Here’s part of a story, still unfolding, to illustrate my new found appreciation for an obscure word that gives voice to my soul.

My soul gaspeth

It’s what I do when the criminal investigators invite my son to join them in their unmarked police car for a ride to the station.  They have a few questions.  It’s what I do when, out of curiosity, I pull up the online local newspaper and see a posting, “Police ask for help identifying suspected arson,” accompanied by a surveillance video.  I click >.  And there he is.  My beloved youngest son carrying a gas can down the hallway of the Christian School he’d attended.  The school my wife worked at for nine years as secretary.

It’s what I do when my pastor sits in my living room with a shocked mom and dad, listening to us groan.  Listening to our deep ache gushing forth in tears, questions, fears.  Stunned at our crumbling world.  He prays for us.  Prays for our son.  Reminds us of something I hadn’t thought about much.  Our core identity.  In God.  Beloved son – beloved daughter of God.
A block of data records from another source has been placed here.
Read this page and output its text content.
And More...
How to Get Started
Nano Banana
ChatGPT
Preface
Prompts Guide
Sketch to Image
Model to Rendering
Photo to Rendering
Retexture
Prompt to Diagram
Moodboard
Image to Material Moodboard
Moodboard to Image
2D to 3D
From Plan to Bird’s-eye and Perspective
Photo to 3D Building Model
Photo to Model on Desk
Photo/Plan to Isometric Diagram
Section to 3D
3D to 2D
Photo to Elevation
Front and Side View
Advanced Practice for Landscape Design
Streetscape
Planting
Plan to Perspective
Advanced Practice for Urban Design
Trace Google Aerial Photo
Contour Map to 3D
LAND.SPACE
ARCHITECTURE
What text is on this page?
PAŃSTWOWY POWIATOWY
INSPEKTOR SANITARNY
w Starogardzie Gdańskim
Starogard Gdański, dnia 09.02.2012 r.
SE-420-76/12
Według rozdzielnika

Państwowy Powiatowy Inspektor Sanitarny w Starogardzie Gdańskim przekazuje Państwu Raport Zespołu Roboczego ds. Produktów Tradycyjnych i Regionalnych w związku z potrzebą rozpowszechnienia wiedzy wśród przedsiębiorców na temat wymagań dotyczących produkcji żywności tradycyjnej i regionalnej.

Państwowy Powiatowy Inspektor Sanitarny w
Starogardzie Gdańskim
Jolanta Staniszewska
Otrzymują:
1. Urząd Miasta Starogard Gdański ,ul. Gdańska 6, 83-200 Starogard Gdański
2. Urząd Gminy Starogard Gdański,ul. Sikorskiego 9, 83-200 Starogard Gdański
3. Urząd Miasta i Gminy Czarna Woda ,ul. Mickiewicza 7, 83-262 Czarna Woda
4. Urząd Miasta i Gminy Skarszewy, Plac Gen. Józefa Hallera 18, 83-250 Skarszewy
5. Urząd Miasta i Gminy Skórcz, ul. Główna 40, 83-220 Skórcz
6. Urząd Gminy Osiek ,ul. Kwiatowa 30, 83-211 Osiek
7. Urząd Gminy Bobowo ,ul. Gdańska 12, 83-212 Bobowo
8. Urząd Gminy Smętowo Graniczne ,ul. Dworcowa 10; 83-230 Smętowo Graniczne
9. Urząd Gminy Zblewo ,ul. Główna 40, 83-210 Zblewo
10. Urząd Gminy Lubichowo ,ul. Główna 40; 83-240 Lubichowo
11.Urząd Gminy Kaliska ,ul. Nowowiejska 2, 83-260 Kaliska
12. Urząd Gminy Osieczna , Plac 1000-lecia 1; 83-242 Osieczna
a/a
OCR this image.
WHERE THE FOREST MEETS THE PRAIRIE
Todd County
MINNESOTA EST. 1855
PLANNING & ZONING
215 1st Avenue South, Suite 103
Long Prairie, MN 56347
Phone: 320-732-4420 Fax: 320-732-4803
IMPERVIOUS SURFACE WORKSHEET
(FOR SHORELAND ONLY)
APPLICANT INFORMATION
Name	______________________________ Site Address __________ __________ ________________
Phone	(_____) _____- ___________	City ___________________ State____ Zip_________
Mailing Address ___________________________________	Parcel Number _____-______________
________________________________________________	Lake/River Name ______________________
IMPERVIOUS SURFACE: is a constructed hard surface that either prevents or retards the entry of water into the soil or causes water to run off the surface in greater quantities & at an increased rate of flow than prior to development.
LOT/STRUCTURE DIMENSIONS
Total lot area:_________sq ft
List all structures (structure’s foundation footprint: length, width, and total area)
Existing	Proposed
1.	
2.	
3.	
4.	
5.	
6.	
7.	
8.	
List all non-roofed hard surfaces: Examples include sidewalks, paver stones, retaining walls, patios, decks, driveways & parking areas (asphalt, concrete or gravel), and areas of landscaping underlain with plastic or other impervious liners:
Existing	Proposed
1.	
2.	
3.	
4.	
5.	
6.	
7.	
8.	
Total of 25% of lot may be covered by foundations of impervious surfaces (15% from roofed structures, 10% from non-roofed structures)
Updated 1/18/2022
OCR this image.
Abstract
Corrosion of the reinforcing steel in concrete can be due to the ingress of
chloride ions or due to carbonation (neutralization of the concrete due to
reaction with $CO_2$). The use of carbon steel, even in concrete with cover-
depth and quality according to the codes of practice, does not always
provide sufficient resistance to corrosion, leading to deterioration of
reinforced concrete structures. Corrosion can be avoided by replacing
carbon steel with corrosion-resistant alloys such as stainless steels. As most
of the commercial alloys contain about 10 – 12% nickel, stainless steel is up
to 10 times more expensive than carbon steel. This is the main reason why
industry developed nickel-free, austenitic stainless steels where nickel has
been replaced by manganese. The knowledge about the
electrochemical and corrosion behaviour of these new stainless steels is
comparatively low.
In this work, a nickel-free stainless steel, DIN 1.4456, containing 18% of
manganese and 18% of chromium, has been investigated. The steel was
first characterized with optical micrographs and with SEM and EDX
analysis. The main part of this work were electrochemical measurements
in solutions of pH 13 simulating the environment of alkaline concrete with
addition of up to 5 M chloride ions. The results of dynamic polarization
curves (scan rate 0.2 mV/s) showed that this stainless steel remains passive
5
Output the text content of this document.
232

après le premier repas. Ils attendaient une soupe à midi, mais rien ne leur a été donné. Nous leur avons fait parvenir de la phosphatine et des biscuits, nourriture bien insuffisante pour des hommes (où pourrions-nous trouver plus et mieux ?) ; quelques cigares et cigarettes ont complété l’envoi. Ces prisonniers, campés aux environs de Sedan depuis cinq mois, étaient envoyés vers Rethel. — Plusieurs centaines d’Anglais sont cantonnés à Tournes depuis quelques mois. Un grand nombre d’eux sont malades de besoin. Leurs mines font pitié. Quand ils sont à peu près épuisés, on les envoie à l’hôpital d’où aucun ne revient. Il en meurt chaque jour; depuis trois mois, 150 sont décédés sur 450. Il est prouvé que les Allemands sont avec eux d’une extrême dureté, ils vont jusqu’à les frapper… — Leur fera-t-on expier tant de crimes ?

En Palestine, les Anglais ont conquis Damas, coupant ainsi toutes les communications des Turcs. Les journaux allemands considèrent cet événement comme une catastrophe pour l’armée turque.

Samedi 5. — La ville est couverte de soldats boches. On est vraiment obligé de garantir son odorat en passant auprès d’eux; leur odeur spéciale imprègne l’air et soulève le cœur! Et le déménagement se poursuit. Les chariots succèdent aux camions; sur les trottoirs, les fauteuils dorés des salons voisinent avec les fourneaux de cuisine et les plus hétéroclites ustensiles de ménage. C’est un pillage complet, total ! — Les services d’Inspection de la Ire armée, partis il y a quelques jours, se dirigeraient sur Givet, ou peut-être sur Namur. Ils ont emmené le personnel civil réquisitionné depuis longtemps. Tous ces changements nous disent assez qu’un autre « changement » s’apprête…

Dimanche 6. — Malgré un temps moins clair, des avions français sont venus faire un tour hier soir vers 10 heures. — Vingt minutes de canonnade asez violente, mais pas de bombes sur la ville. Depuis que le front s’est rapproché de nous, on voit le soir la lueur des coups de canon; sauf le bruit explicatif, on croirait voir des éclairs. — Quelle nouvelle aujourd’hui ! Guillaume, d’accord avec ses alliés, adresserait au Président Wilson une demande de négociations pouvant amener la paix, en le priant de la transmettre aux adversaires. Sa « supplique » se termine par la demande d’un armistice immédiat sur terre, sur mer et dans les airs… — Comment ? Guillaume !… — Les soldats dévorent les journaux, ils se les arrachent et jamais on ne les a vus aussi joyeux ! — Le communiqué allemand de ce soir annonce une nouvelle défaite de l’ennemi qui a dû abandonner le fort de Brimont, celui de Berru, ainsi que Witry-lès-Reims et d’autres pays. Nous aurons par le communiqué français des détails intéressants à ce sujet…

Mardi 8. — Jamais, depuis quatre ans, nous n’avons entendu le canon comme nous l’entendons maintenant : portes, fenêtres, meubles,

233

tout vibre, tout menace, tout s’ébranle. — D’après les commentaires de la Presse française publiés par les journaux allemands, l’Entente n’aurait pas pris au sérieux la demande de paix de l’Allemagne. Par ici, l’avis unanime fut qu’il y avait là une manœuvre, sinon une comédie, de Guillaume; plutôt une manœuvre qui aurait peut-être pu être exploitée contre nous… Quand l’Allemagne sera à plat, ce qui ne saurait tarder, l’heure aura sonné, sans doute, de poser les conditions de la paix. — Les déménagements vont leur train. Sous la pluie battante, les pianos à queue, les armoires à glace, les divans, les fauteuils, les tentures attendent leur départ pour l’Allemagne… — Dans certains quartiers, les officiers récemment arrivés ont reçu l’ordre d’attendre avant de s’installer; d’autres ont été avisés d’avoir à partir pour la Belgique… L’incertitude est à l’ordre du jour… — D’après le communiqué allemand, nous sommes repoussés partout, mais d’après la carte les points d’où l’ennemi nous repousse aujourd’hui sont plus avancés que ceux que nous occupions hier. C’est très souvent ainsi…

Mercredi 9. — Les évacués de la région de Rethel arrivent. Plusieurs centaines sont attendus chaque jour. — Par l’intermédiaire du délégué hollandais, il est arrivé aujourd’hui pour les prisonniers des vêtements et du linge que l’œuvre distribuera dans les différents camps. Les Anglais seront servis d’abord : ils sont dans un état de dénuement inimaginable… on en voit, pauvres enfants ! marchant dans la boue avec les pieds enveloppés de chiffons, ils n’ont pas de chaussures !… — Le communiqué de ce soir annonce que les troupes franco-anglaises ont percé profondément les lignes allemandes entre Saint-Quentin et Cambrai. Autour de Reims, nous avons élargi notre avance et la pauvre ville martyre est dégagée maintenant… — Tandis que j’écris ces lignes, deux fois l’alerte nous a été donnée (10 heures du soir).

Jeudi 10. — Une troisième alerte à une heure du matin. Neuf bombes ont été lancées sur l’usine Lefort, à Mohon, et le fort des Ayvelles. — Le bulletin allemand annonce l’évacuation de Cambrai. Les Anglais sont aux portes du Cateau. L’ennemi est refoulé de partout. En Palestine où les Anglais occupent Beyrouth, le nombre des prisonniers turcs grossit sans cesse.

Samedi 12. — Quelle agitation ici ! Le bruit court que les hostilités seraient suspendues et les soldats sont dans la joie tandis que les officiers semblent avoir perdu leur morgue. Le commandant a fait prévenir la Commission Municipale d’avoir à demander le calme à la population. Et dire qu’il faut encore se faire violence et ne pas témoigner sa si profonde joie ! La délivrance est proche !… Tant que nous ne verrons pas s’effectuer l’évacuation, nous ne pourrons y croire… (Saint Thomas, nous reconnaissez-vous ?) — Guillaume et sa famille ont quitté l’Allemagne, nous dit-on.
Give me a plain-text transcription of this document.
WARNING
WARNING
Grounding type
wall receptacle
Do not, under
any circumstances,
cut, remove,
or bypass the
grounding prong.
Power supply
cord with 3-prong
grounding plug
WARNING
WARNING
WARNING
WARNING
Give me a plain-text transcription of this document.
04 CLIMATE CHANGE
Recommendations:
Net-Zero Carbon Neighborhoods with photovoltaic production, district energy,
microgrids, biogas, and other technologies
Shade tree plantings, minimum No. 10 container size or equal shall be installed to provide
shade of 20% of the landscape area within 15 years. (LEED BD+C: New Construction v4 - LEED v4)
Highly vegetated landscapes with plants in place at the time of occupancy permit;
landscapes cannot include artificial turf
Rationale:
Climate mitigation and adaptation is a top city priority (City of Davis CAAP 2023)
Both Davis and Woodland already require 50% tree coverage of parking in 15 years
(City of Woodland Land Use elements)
It’s what I do when the officers return and my son struggles out of the backseat in leg shackles.  A thick leather belt around his waist with one-foot long chains connected to his handcuffs.  He stands, quivering, trying to find a way to make it all go away with his final drags on his final cigarette that, because of the chains, he has to stoop forward in order to reach to his lips.  He had the guts to confess to the early morning crime.  And for good measure, also confessed to setting the same school gym on fire two years previous.  Now, no longer an unsolved mystery.

It’s what I do.  It’s what my son does when I speak redemptive words gracefully prompted by my pastor.  “My son, there’s nothing you can do to diminish the love God has for you.  There’s nothing you can do to diminish your mom’s and my love for you.”  I call these redemptive words because they bought us, delivered us, out of the grip of despair, hopelessness, shame.

My wife and I hug him.  Hug him hard because it feels like it might be the last time.  There’s a price to be paid, you know.  Hearings.  Pleas.  The slammer.

It’s what I do when, having bled a father’s grief watching television news flashes and front-page headlines, I sit staring in numbness out the window.  I witness the strangeness of black storm clouds roiling in the eastern sky suddenly burst into a blood redness as the sun sets.  Not red on black, or black on red.  But, red in black.  Like liquids mixing.  Suddenly redemption bursts into the story.  Blood redemption weaved into the same tapestry as life’s darkness.  Redemption’s bloody.  There was a price to pay, you know.  Hearings, beatings, nails, thorny crown, curse, death.

That very blood redemption story was carried by ministers of the gospel into the heart of the prison.  Straight into the heart of my son.  Along with a message from an entire Christian School, students, teachers, faculty, “We forgive you!”  More redemptive words.

Especially during times locked alone in his cell, throughout his years of incarceration, my son learned to hear and rely on that Redeemer’s voice that speaks, “My beloved son.”  His soul learned to gaspeth.

It’s what we do, years later now.  Time served.  Prison navigated, survived.  Mom, dad, son after a church service.  Gospel preached.  Redeemer worshipped.  My son turns toward us and says, “I need a hug.”  We hug hard.